In Africa, ugali flour is readily available in most local supermarkets. In Europe and the United States, you can easily find ugali flour in the African and Asian markets under the name white corn flour or white maize flour.

  • Recipe by: Kate Hahnel
  • Course: Side dish
  • Cuisine: Kenyan
  • Difficulty: Medium
  • Servings: 4
  • Prep time: 5-10 minutes
  • Cooking time: 15 minutes
  • Calories: 405 kcal per serving


  • 2 cups of white maize or cornflour
  • 4 cups of water


  1. Set the stove on medium heat. Add 750ml water to a medium-sized pot and bring to a boil. Add the maize flour to the pot with the boiling water and use the wooden spoon to mix. Make sure to add the flour a little at a time.
  2. Continue mixing for about 10 minutes, using circular motions, until you obtain a firm mixture.
  3. Use your wooden spoon to make small holes on the surface of the ugali mixture. Add the rest of the water to these holes, reduce the heat to a low then cover.
  4. Check every 5 minutes and mix every time. You want to do this until all the water has evaporated and the bottom of the pot is browning – it shouldn’t burn. Set the pot aside.
  5. Using a small bowl, scoop small balls of ugali and roll around the bowl to form small balls. Serve with the main dish of your choice, such as the fried tilapia (recipe below).

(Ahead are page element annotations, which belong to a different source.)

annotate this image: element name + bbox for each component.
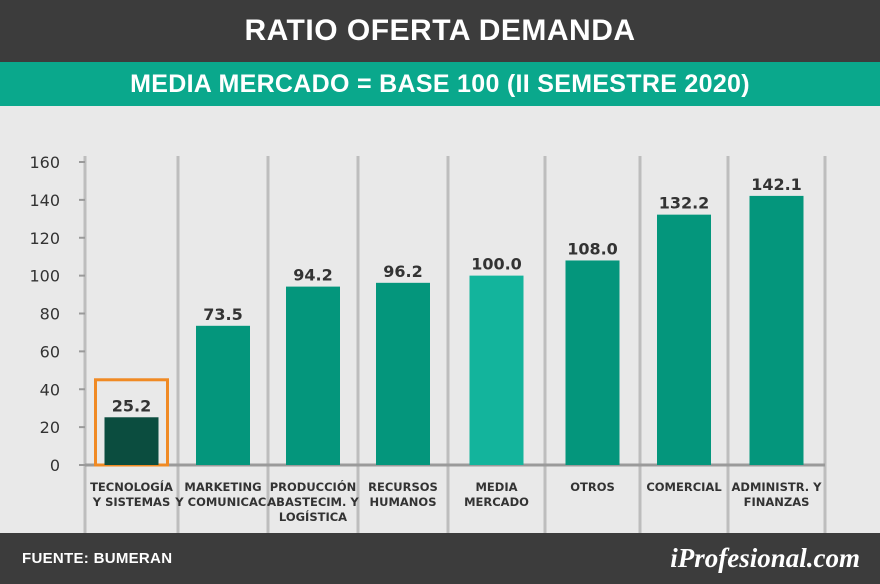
bar bbox=[749, 195, 804, 465]
category-label: MEDIA bbox=[475, 480, 517, 494]
y-tick-label: 20 bbox=[40, 418, 60, 437]
category-label: ADMINISTR. Y bbox=[732, 480, 823, 494]
footer: FUENTE: BUMERAN iProfesional.com bbox=[0, 533, 880, 584]
category-label: ABASTECIM. Y bbox=[267, 495, 359, 509]
bar-value-label: 100.0 bbox=[471, 255, 522, 274]
y-tick-label: 60 bbox=[40, 342, 60, 361]
bar bbox=[286, 286, 340, 465]
bar-value-label: 108.0 bbox=[567, 239, 618, 258]
bar-value-label: 94.2 bbox=[293, 266, 332, 285]
category-label: TECNOLOGÍA bbox=[90, 479, 173, 494]
y-tick-label: 120 bbox=[29, 229, 60, 248]
y-tick-label: 140 bbox=[29, 191, 60, 210]
bar bbox=[104, 417, 159, 465]
y-tick-label: 160 bbox=[29, 153, 60, 172]
bar bbox=[657, 214, 711, 465]
chart-subtitle: MEDIA MERCADO = BASE 100 (II SEMESTRE 20… bbox=[0, 62, 880, 106]
category-label: MARKETING bbox=[184, 480, 261, 494]
category-label: OTROS bbox=[570, 480, 615, 494]
bar bbox=[376, 282, 430, 465]
category-label: COMERCIAL bbox=[646, 480, 722, 494]
y-tick-label: 40 bbox=[40, 380, 60, 399]
y-tick-label: 80 bbox=[40, 305, 60, 324]
y-tick-label: 0 bbox=[50, 456, 60, 475]
category-label: LOGÍSTICA bbox=[279, 509, 347, 524]
bar bbox=[469, 275, 524, 465]
category-label: MERCADO bbox=[464, 495, 529, 509]
chart-area: 0 20 40 60 80 100 120 140 160 25.2 TECNOLOGÍA Y SIS… bbox=[0, 106, 880, 535]
category-label: RECURSOS bbox=[368, 480, 438, 494]
chart-title: RATIO OFERTA DEMANDA bbox=[0, 0, 880, 62]
category-label: Y COMUNICAC. bbox=[174, 495, 270, 509]
brand-logo: iProfesional.com bbox=[670, 543, 860, 573]
bar-value-label: 132.2 bbox=[659, 194, 710, 213]
bar-value-label: 25.2 bbox=[112, 396, 151, 415]
y-tick-label: 100 bbox=[29, 267, 60, 286]
category-label: HUMANOS bbox=[370, 495, 437, 509]
bar bbox=[565, 260, 620, 465]
category-label: PRODUCCIÓN bbox=[270, 479, 357, 494]
category-label: FINANZAS bbox=[744, 495, 810, 509]
bar bbox=[196, 325, 250, 465]
bar-value-label: 73.5 bbox=[203, 305, 242, 324]
bar-value-label: 96.2 bbox=[383, 262, 422, 281]
category-label: Y SISTEMAS bbox=[92, 495, 171, 509]
bar-value-label: 142.1 bbox=[751, 175, 802, 194]
source-label: FUENTE: BUMERAN bbox=[22, 550, 173, 567]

It is advisable to add the maize flour a little at a time as you stir. The ugali tends to get stiff as it cooks. Do not let this intimidate you. Just add more strength when stirring.


This recipe is very simple. I would advise you to buy fish that has already been de-scaled as this will save you a lot of time. The whole tilapia fish you buy from Afro-shops in Europe and the States is normally de-scaled and frozen. To prepare the fish, make sure you de-freeze it first. In case you are buying your tilapia fish from the local farmers market, you can ask them to do it for you. Most vendors will willingly do it for you, sometimes at a small extra cost.

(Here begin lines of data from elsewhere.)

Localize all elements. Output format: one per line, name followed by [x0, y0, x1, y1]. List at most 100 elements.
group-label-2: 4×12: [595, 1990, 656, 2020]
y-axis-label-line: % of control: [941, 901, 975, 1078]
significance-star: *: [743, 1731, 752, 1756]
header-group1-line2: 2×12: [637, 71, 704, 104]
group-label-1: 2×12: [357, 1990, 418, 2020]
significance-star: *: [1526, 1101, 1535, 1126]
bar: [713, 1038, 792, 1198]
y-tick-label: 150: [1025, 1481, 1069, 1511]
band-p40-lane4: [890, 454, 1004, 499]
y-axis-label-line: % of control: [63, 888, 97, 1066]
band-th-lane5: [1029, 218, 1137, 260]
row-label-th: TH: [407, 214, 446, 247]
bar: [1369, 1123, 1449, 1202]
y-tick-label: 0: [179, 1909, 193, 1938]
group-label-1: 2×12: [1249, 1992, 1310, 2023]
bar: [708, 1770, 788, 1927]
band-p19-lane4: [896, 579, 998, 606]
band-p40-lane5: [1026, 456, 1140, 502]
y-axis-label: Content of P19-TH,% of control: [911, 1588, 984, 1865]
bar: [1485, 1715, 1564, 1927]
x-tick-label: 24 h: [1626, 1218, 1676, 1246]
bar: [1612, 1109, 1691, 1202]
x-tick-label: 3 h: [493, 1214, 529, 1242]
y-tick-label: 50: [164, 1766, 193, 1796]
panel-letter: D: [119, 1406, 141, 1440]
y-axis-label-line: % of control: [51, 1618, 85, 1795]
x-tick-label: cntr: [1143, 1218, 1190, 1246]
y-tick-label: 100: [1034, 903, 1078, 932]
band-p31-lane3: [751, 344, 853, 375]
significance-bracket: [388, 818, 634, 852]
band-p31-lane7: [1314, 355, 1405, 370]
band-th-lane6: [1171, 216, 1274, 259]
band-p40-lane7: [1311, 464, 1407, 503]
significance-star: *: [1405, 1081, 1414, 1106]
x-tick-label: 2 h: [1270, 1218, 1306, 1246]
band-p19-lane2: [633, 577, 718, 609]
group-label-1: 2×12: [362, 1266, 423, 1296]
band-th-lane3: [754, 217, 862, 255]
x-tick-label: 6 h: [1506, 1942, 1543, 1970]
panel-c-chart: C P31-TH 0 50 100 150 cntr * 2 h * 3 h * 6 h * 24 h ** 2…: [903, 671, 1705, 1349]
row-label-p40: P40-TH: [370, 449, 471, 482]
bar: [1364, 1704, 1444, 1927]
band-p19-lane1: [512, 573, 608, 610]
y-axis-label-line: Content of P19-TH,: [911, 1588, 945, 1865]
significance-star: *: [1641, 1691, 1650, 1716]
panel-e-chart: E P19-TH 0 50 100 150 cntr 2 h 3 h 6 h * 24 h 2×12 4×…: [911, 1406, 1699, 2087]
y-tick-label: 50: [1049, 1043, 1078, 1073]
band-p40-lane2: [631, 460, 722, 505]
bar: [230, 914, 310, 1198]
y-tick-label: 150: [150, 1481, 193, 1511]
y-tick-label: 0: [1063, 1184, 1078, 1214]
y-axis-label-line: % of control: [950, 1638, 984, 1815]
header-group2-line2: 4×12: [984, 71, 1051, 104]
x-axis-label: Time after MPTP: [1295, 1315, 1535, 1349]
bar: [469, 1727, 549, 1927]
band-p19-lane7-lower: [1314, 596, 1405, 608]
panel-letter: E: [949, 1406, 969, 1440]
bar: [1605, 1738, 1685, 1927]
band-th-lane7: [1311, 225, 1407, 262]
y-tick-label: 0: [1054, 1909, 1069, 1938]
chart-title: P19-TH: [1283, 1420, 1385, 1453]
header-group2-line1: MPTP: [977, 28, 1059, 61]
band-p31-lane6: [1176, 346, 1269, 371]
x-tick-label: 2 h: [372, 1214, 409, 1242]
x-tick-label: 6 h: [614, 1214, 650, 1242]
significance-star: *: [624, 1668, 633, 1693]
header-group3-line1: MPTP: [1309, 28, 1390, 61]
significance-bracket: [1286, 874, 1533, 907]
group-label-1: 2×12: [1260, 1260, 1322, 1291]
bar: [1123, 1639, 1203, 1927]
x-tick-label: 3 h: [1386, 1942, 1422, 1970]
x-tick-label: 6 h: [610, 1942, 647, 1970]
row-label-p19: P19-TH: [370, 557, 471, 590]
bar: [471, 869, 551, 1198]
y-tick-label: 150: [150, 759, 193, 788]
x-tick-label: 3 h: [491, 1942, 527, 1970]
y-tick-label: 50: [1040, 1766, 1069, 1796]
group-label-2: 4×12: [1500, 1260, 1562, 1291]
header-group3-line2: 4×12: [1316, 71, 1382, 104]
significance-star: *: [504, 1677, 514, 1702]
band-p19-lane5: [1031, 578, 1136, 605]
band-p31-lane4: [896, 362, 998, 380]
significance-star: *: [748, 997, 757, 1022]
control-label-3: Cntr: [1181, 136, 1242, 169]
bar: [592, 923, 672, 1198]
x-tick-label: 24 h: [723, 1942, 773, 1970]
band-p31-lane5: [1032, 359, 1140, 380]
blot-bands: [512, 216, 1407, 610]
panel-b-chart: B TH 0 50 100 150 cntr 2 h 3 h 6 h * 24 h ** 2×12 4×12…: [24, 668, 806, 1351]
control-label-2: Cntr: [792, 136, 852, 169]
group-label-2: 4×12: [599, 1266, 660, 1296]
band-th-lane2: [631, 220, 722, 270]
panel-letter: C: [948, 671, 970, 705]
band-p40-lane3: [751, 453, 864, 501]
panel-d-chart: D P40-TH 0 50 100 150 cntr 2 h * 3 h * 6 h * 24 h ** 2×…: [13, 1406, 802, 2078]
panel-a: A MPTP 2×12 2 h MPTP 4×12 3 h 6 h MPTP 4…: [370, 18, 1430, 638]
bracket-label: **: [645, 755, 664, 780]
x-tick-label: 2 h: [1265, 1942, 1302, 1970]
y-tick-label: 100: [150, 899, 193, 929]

  • 2 medium-sized whole and fresh Tilapia fish
  • ½ litre vegetable oil (such as sunflower oil) for frying – I would not advise you to use olive oil as the smoking point of olive oil is considerably higher than the temperature for frying foods.
  • 1 tablespoon salt
  • 1 teaspoon turmeric
  • 1 teaspoon garlic powder
  • Juice of half a lemon
  • 50ml sunflower oil for the marinade
  • Grated rind of half a lemon
  • Some paper towel
  • Corriander to garnish – optional
  • Course: Main Dish
  • Cuisine: Kenyan
  • Difficulty: Easy
  • Servings: 2
  • Prep time: 5 minutes
  • Resting time: at least 15 minutes
  • Cooking time: 15-20 minutes


  1. Clean the fish properly under running water. Set the fish aside on a chopping board. Using the paper towels, dry each cavity properly. 2.
  2. Using the tip of a sharp chef’s knife, make diagonal slits on the surface of the fish (slits should be about ½ cm apart from each other).
  3. Proceed to prepare the marinade. In a small bowl, mix salt, garlic powder, lemon juice, grated lemon rind, turmeric and oil.
  4. Add the marinade to the fish. I prefer to use my hands to massage the marinade in the middle of the slits and on both surfaces of the fish. Transfer the fish to a large plate, cover with clingfilm or saran wrap and place in the fridge to marinate. Let the fish marinate for at least 15 minutes. The fish will taste even better if allowed to marinate overnight.
  5. Set the stove on medium heat. Add the oil to a medium-sized non-stick pot and let it heat. The oil should be very hot (you can use a deep-frying thermometer to check for a temperature of about 375 degrees).
  6. Carefully place the fish in the hot oil and allow it to fry for about 7-10 minutes until it obtains a nice brown color.
  7. Turn the fish carefully and let the other side also fry for about 7-10minutes or until it obtains a nice deep brown color.
  8. Transfer the fish to a paper towel covered plate. Your kitchen towel will also be ok. This will allow the fish to soak-off excess oil. You can serve the fish as it is with some green vegetables, or drizzle with a tomato-based sauce. I recommend the African red sauce (African Marinara sauce).